The possible interaction between parainfluenza virus RNAs and endogenous miRNAs in human and mouse lungs

The MPIV and HPIV genomes localize and replicate in the cytoplasm (Takimoto and Portner, 2004). The MPIV or HPIV genome (negative-stranded RNA) is 15,384 or 15,504 nucleotides in length (Hulo et al., 2011), and its complementary strand (positive-stranded RNA) is transcribed as a replication intermediate or mRNA. We visualized how the genome and complementary strand of MPIV (Fig. 2A) or HPIV (Fig. 2B) could interact with endogenous miRNAs in human or mouse lungs.

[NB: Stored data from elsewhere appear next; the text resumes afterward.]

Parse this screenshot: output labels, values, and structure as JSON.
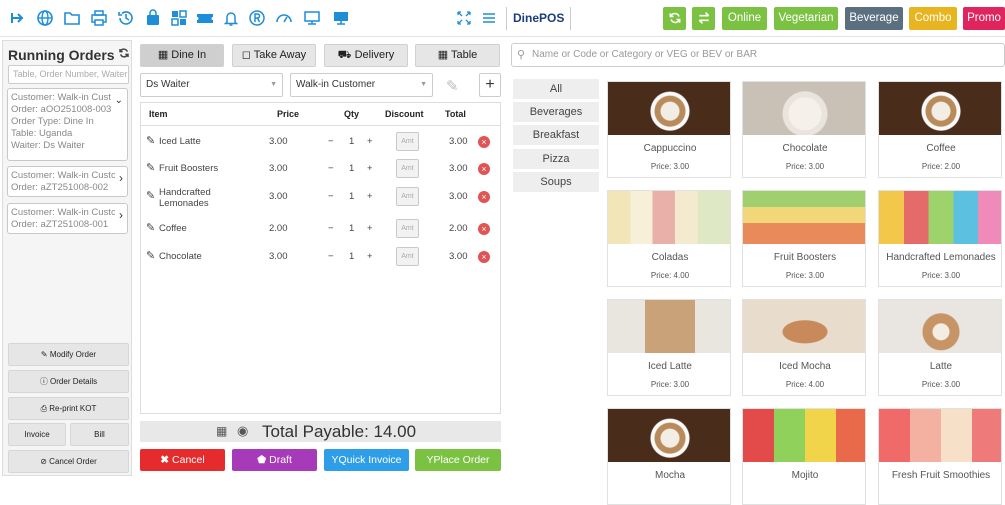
{
  "topbar": {
    "brand": "DinePOS",
    "buttons": {
      "online": "Online",
      "vegetarian": "Vegetarian",
      "beverage": "Beverage",
      "combo": "Combo",
      "promo": "Promo"
    },
    "colors": {
      "icon": "#1e8ed8",
      "green": "#7cc242",
      "beverage": "#5b6f7f",
      "combo": "#e8b520",
      "promo": "#e0245e"
    }
  },
  "running_orders": {
    "title": "Running Orders",
    "search_placeholder": "Table, Order Number, Waiter",
    "orders": [
      {
        "line1": "Customer: Walk-in Customer",
        "line2": "Order: aOO251008-003",
        "line3": "Order Type: Dine In",
        "line4": "Table: Uganda",
        "line5": "Waiter: Ds Waiter"
      },
      {
        "line1": "Customer: Walk-in Customer",
        "line2": "Order: aZT251008-002"
      },
      {
        "line1": "Customer: Walk-in Customer",
        "line2": "Order: aZT251008-001"
      }
    ],
    "buttons": {
      "modify": "Modify Order",
      "details": "Order Details",
      "reprint": "Re-print KOT",
      "invoice": "Invoice",
      "bill": "Bill",
      "cancel": "Cancel Order"
    }
  },
  "order_panel": {
    "tabs": {
      "dine_in": "Dine In",
      "take_away": "Take Away",
      "delivery": "Delivery",
      "table": "Table"
    },
    "waiter": "Ds Waiter",
    "customer": "Walk-in Customer",
    "headers": {
      "item": "Item",
      "price": "Price",
      "qty": "Qty",
      "discount": "Discount",
      "total": "Total"
    },
    "discount_placeholder": "Amt",
    "items": [
      {
        "name": "Iced Latte",
        "price": "3.00",
        "qty": "1",
        "total": "3.00"
      },
      {
        "name": "Fruit Boosters",
        "price": "3.00",
        "qty": "1",
        "total": "3.00"
      },
      {
        "name": "Handcrafted Lemonades",
        "price": "3.00",
        "qty": "1",
        "total": "3.00"
      },
      {
        "name": "Coffee",
        "price": "2.00",
        "qty": "1",
        "total": "2.00"
      },
      {
        "name": "Chocolate",
        "price": "3.00",
        "qty": "1",
        "total": "3.00"
      }
    ],
    "total_label": "Total Payable: 14.00",
    "actions": {
      "cancel": "Cancel",
      "draft": "Draft",
      "quick_invoice": "Quick Invoice",
      "place_order": "Place Order"
    },
    "action_colors": {
      "cancel": "#e52b2b",
      "draft": "#a73ab8",
      "quick_invoice": "#2e9ee8",
      "place_order": "#7cc242"
    }
  },
  "menu": {
    "search_placeholder": "Name or Code or Category or VEG or BEV or BAR",
    "categories": [
      "All",
      "Beverages",
      "Breakfast",
      "Pizza",
      "Soups"
    ],
    "products": [
      {
        "name": "Cappuccino",
        "price": "Price: 3.00"
      },
      {
        "name": "Chocolate",
        "price": "Price: 3.00"
      },
      {
        "name": "Coffee",
        "price": "Price: 2.00"
      },
      {
        "name": "Coladas",
        "price": "Price: 4.00"
      },
      {
        "name": "Fruit Boosters",
        "price": "Price: 3.00"
      },
      {
        "name": "Handcrafted Lemonades",
        "price": "Price: 3.00"
      },
      {
        "name": "Iced Latte",
        "price": "Price: 3.00"
      },
      {
        "name": "Iced Mocha",
        "price": "Price: 4.00"
      },
      {
        "name": "Latte",
        "price": "Price: 3.00"
      },
      {
        "name": "Mocha",
        "price": ""
      },
      {
        "name": "Mojito",
        "price": ""
      },
      {
        "name": "Fresh Fruit Smoothies",
        "price": ""
      }
    ]
  }
}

The vertical axis of each plot shows the total number of possible interactions with miRNA at each position. Extensive interaction with miRNAs through the genome and its complementary strand was observed in both MPIV and HPIV (Fig. 2A and B). The total counts of possible interactions with miRNAs in the MPIV genome were 485 or 375 and those in the complementary strand were 412 or 316 in human and mouse lungs, respectively. In contrast, those in the HPIV genome were 431 or 339, and those in the complementary strand were 321 and 278 in human and mouse lungs, respectively. These results suggest that both strands of MPIV or HPIV can interact with endogenous miRNAs in human lungs than in mouse lungs. Furthermore, the genome showed higher counts of possible interaction than its complementary sequences for both MPIV and HPIV.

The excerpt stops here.